Faire bouger les lignes : l’histoire de la Cloudspark

Ruth Heenan, Marieke Stasch et Meret Aebersold, de l’équipe produit On, reviennent sur l’histoire de la Cloudspark : la chaussure de running vraiment inclusive.

Par Lucy Thorpe. Photographie de Jameela Elfaki.

« On voulait voir ce qui se passerait en changeant de point de départ, déclare Ruth Heenan, Footwear Product Management Lead chez On. Si on changeait complètement d’approche, qu’est-ce que ça changerait dans le cycle de vie d’un produit ? » 

La mission de Ruth, qui a déjà participé au développement de la Cloudspark – une des chaussures de running de On – est d’adopter une approche différente.

La Cloudspark n’est pas une chaussure haute performance comme les autres. Elle a été conçue pour répondre aux besoins du plus grand nombre. Au lieu de partir de l’anatomie d’un homme cisgenre, la chaussure se base sur la biomécanique de tous les genres – en commençant par des données issues de l’anatomie féminine. Le résultat ? Une chaussure plus fonctionnelle à la propulsion maximale qui s’adresse à beaucoup plus de runners.

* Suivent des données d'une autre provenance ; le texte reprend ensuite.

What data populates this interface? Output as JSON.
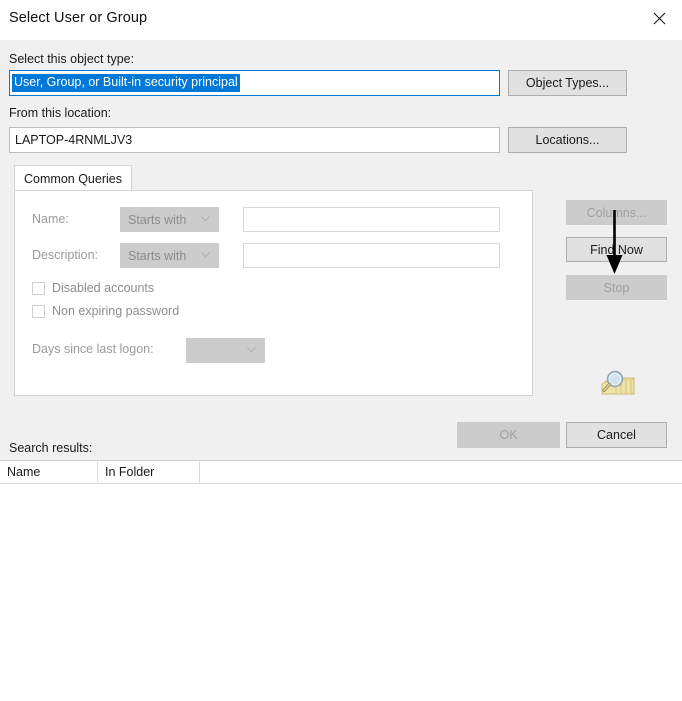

Le running s’ouvre ainsi à toujours plus de femmes, qui peuvent courir plus vite et plus longtemps. Elles étaient 44 pour cent à franchir la ligne d’arrivée du marathon de New York 2023, 51 pour cent à la course hebdomadaire Park Run, et on estime qu’1 ultra-marathonien sur 4 est une ultra-marathonienne. Avec de tels chiffres, difficile de croire que l’équipement phare du running soit encore conçu à partir des pieds d’hommes cisgenres.  

Dans son livre primé Invisible Women, Caroline Criado-Pérez nous fait ouvrir les yeux sur le véritable impact de l’inégalité des données – ou comment les données des hommes cisgenres servent de référence dans la plupart des cas. 

Elle examine en détail comment « la vie des hommes sert de référence à toute l’humanité » et pourquoi la société continue à se baser exclusivement sur le point de vue masculin. Des tests de sécurité à la recherche médicale, la société poursuit son biais jusque dans la recherche scientifique en considérant que la « taille homme » est la taille universelle. 

Si on changeait complètement d’approche, qu’est-ce que ça changerait dans le cycle de vie d’un produit ? 

L’industrie du sport ne fait pas exception. Christine Wu explique dans «Up to Speed: The Groundbreaking Science of Women Athletes » que « l’écosystème de la recherche n’est pas pensé pour s’accommoder de multiples points de vue. Il est pensé en premier lieu pour comprendre le corps masculin et ses performances. La biologie et la physiologie deviennent des boucs émissaires faciles ». 

Elle cherche à comprendre comment la science du sport s’est basée uniquement sur les athlètes masculins pour en faire la norme. Non seulement cette approche ignore une part non négligeable de la société, mais elle mesure ces autres athlètes à l’aune de données qu’ils ou elles n’ont pu influencer. Beaucoup attribuent ce biais à une simple erreur – on a longtemps pensé que tous les corps étaient égaux, à l’exception des organes reproducteurs. Difficile à croire, cela dit, si l’on considère que c’est justement à cause de ces caractéristiques que les femmes ont été jugées inférieures aux hommes dans le sport et trop souvent mises à l’écart. 

Cet écart de données a aussi un impact sur la production de vêtements et chaussures de sport. À quelques exceptions près, comme les chaussures de fitness pour femmes à la fin des années 70 et 80, les chaussures de running ont toujours été conçues pour les pieds masculins.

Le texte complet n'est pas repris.